Textiles
Fig. 4.—Woven forehead band.
The Cliff Palace people manufactured fairly good cloth, the component cords or strings being of two or three strands and well twisted. So finely made and durable are some of these cords that they might be mistaken for white men's work; some of them, however, are very coarse, and are tied in hanks. Among varieties of cords, may be mentioned those wound with feathers, from which textiles, ordinarily called "feather cloth," was made. Yucca and cotton were employed in the manufacture of almost all kinds of fabrics. A few fragments of netting were found.
The finest cloth was manufactured from cotton, a good specimen, of which, showing a pattern woven in different colors, is contained in the collection.
Several woven belts, and also a head-band similar to that figured in the report on Spruce-tree House, were uncovered by the excavations.

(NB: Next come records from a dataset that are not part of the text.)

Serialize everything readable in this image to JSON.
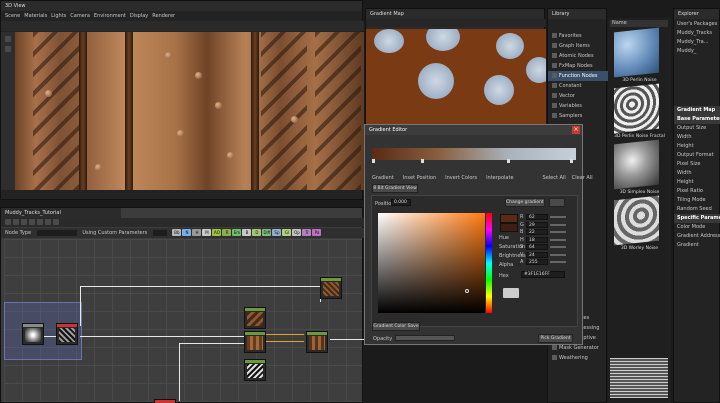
{
  "view3d": {
    "title": "3D View",
    "menu": [
      "Scene",
      "Materials",
      "Lights",
      "Camera",
      "Environment",
      "Display",
      "Renderer"
    ]
  },
  "graph": {
    "title": "Muddy_Tracks_Tutorial",
    "mode_label": "Node Type",
    "params_label": "Using Custom Parameters",
    "chips": [
      {
        "label": "Bb",
        "color": "#b7b7b7"
      },
      {
        "label": "N",
        "color": "#7ab0e8"
      },
      {
        "label": "H",
        "color": "#9b9b9b"
      },
      {
        "label": "M",
        "color": "#c9c9c9"
      },
      {
        "label": "AO",
        "color": "#a0c040"
      },
      {
        "label": "R",
        "color": "#8ab04a"
      },
      {
        "label": "Em",
        "color": "#6dbf6d"
      },
      {
        "label": "B",
        "color": "#c8c8c8"
      },
      {
        "label": "D",
        "color": "#a6c56e"
      },
      {
        "label": "Diff",
        "color": "#7dbb7d"
      },
      {
        "label": "Sp",
        "color": "#90b0d0"
      },
      {
        "label": "Gl",
        "color": "#b0d080"
      },
      {
        "label": "Op",
        "color": "#c0c0c0"
      },
      {
        "label": "Tr",
        "color": "#b080c0"
      },
      {
        "label": "Pa",
        "color": "#c070c0"
      }
    ]
  },
  "gradient_map": {
    "title": "Gradient Map"
  },
  "dialog": {
    "title": "Gradient Editor",
    "tabs": [
      "Gradient",
      "Inset Position",
      "Invert Colors",
      "Interpolate"
    ],
    "right_buttons": [
      "Select All",
      "Clear All"
    ],
    "hdr_button": "8 Bit Gradient View",
    "position_label": "Position",
    "position_value": "0.000",
    "copy_button": "Change gradient color",
    "rows": [
      {
        "label": "R",
        "value": "62"
      },
      {
        "label": "G",
        "value": "29"
      },
      {
        "label": "B",
        "value": "22"
      },
      {
        "label": "H",
        "value": "18"
      },
      {
        "label": "S",
        "value": "64"
      },
      {
        "label": "V",
        "value": "24"
      },
      {
        "label": "A",
        "value": "255"
      }
    ],
    "side_labels": [
      "Hue",
      "Saturation",
      "Brightness",
      "Alpha"
    ],
    "hex_label": "Hex",
    "hex_value": "#3F1E16FF",
    "save_button": "Gradient Color Save",
    "pick_button": "Pick Gradient",
    "slider_label": "Opacity"
  },
  "library": {
    "title": "Library",
    "items": [
      {
        "label": "Favorites",
        "hl": false
      },
      {
        "label": "Graph Items",
        "hl": false
      },
      {
        "label": "Atomic Nodes",
        "hl": false
      },
      {
        "label": "FxMap Nodes",
        "hl": false
      },
      {
        "label": "Function Nodes",
        "hl": true
      },
      {
        "label": "Constant",
        "hl": false
      },
      {
        "label": "Vector",
        "hl": false
      },
      {
        "label": "Variables",
        "hl": false
      },
      {
        "label": "Samplers",
        "hl": false
      },
      {
        "label": "PBR Utilities",
        "hl": false
      },
      {
        "label": "Scan Processing",
        "hl": false
      },
      {
        "label": "Mesh Adaptive",
        "hl": false
      },
      {
        "label": "Mask Generator",
        "hl": false
      },
      {
        "label": "Weathering",
        "hl": false
      }
    ],
    "search_label": "Name",
    "thumbs": [
      {
        "label": "3D Perlin Noise"
      },
      {
        "label": "3D Perlin Noise Fractal"
      },
      {
        "label": "3D Simplex Noise"
      },
      {
        "label": "3D Worley Noise"
      }
    ]
  },
  "explorer": {
    "title": "Explorer",
    "rows": [
      {
        "label": "User's Packages",
        "sec": false
      },
      {
        "label": "Muddy_Tracks",
        "sec": false
      },
      {
        "label": "Muddy_Tra...",
        "sec": false
      },
      {
        "label": "Muddy_",
        "sec": false
      },
      {
        "label": "Gradient Map",
        "sec": true
      },
      {
        "label": "Base Parameters",
        "sec": true
      },
      {
        "label": "Output Size",
        "sec": false
      },
      {
        "label": "Width",
        "sec": false
      },
      {
        "label": "Height",
        "sec": false
      },
      {
        "label": "Output Format",
        "sec": false
      },
      {
        "label": "Pixel Size",
        "sec": false
      },
      {
        "label": "Width",
        "sec": false
      },
      {
        "label": "Height",
        "sec": false
      },
      {
        "label": "Pixel Ratio",
        "sec": false
      },
      {
        "label": "Tiling Mode",
        "sec": false
      },
      {
        "label": "Random Seed",
        "sec": false
      },
      {
        "label": "Specific Parameters",
        "sec": true
      },
      {
        "label": "Color Mode",
        "sec": false
      },
      {
        "label": "Gradient Address",
        "sec": false
      },
      {
        "label": "Gradient",
        "sec": false
      }
    ]
  }
}
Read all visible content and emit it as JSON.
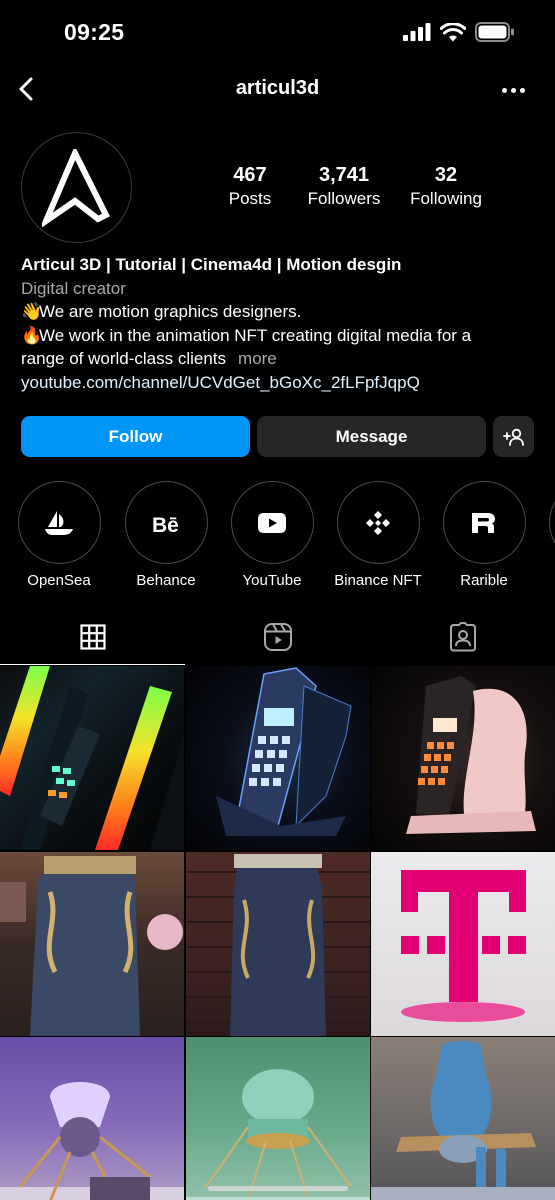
{
  "status_bar": {
    "time": "09:25"
  },
  "nav": {
    "title": "articul3d"
  },
  "stats": [
    {
      "value": "467",
      "label": "Posts"
    },
    {
      "value": "3,741",
      "label": "Followers"
    },
    {
      "value": "32",
      "label": "Following"
    }
  ],
  "bio": {
    "name": "Articul 3D | Tutorial | Cinema4d | Motion desgin",
    "category": "Digital creator",
    "line1_emoji": "👋",
    "line1": "We are motion graphics designers.",
    "line2_emoji": "🔥",
    "line2": "We work in the animation NFT creating digital media for a",
    "line3": "range of world-class clients",
    "more": "more",
    "link": "youtube.com/channel/UCVdGet_bGoXc_2fLFpfJqpQ"
  },
  "buttons": {
    "follow": "Follow",
    "message": "Message"
  },
  "highlights": [
    {
      "label": "OpenSea",
      "icon": "opensea-icon"
    },
    {
      "label": "Behance",
      "icon": "behance-icon"
    },
    {
      "label": "YouTube",
      "icon": "youtube-icon"
    },
    {
      "label": "Binance NFT",
      "icon": "binance-icon"
    },
    {
      "label": "Rarible",
      "icon": "rarible-icon"
    }
  ],
  "tabs": [
    {
      "name": "posts-grid",
      "icon": "grid-icon",
      "active": true
    },
    {
      "name": "reels",
      "icon": "reels-icon",
      "active": false
    },
    {
      "name": "tagged",
      "icon": "tagged-icon",
      "active": false
    }
  ],
  "colors": {
    "follow": "#0095f6",
    "magenta": "#e20074",
    "background": "#000000"
  }
}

The largest fragment of cloth was taken out of the crematory, or inclosure containing the calcined human bones, at the northern end of the larger refuse heap. It appears to have been a portion of a bag, or possibly of a head covering, but it is so fragmentary that its true use is unknown. The pattern is woven in darker colored threads, with a selvage at two ends. The material out of which it was made has not been definitely determined, but it closely resembles that of the specimen figured by Nordenskiöld (plate L) from Mug House. Our excavations were rewarded with a fine woven head-band with loops at the ends ([fig. 4]), similar to that described and figured in the report on Spruce-tree House. Several small fragments of cloth were recovered from the refuse heap, but none of them was large enough to indicate the form of the garment to which they originally belonged.
In the group of fabrics may be included nets and cloth with feathers wound around warp and woof, similar to those figured from Spruce-tree House.
There were several specimens of yucca strings, tied in loops, generally six in number, which presumably were devoted to the same purpose as by the present Hopi, who attach to the string six ears of corn, representing the cardinal points on the six-directions altar, and hang them on the walls of a priest's house. If the cliff-dwellers used this string for a similar purpose, it would appear that they, like the Hopi, recognized six cardinal points—north, west, south, east, above, and below—and worshiped gods of these directions, to which they erected altars.[76]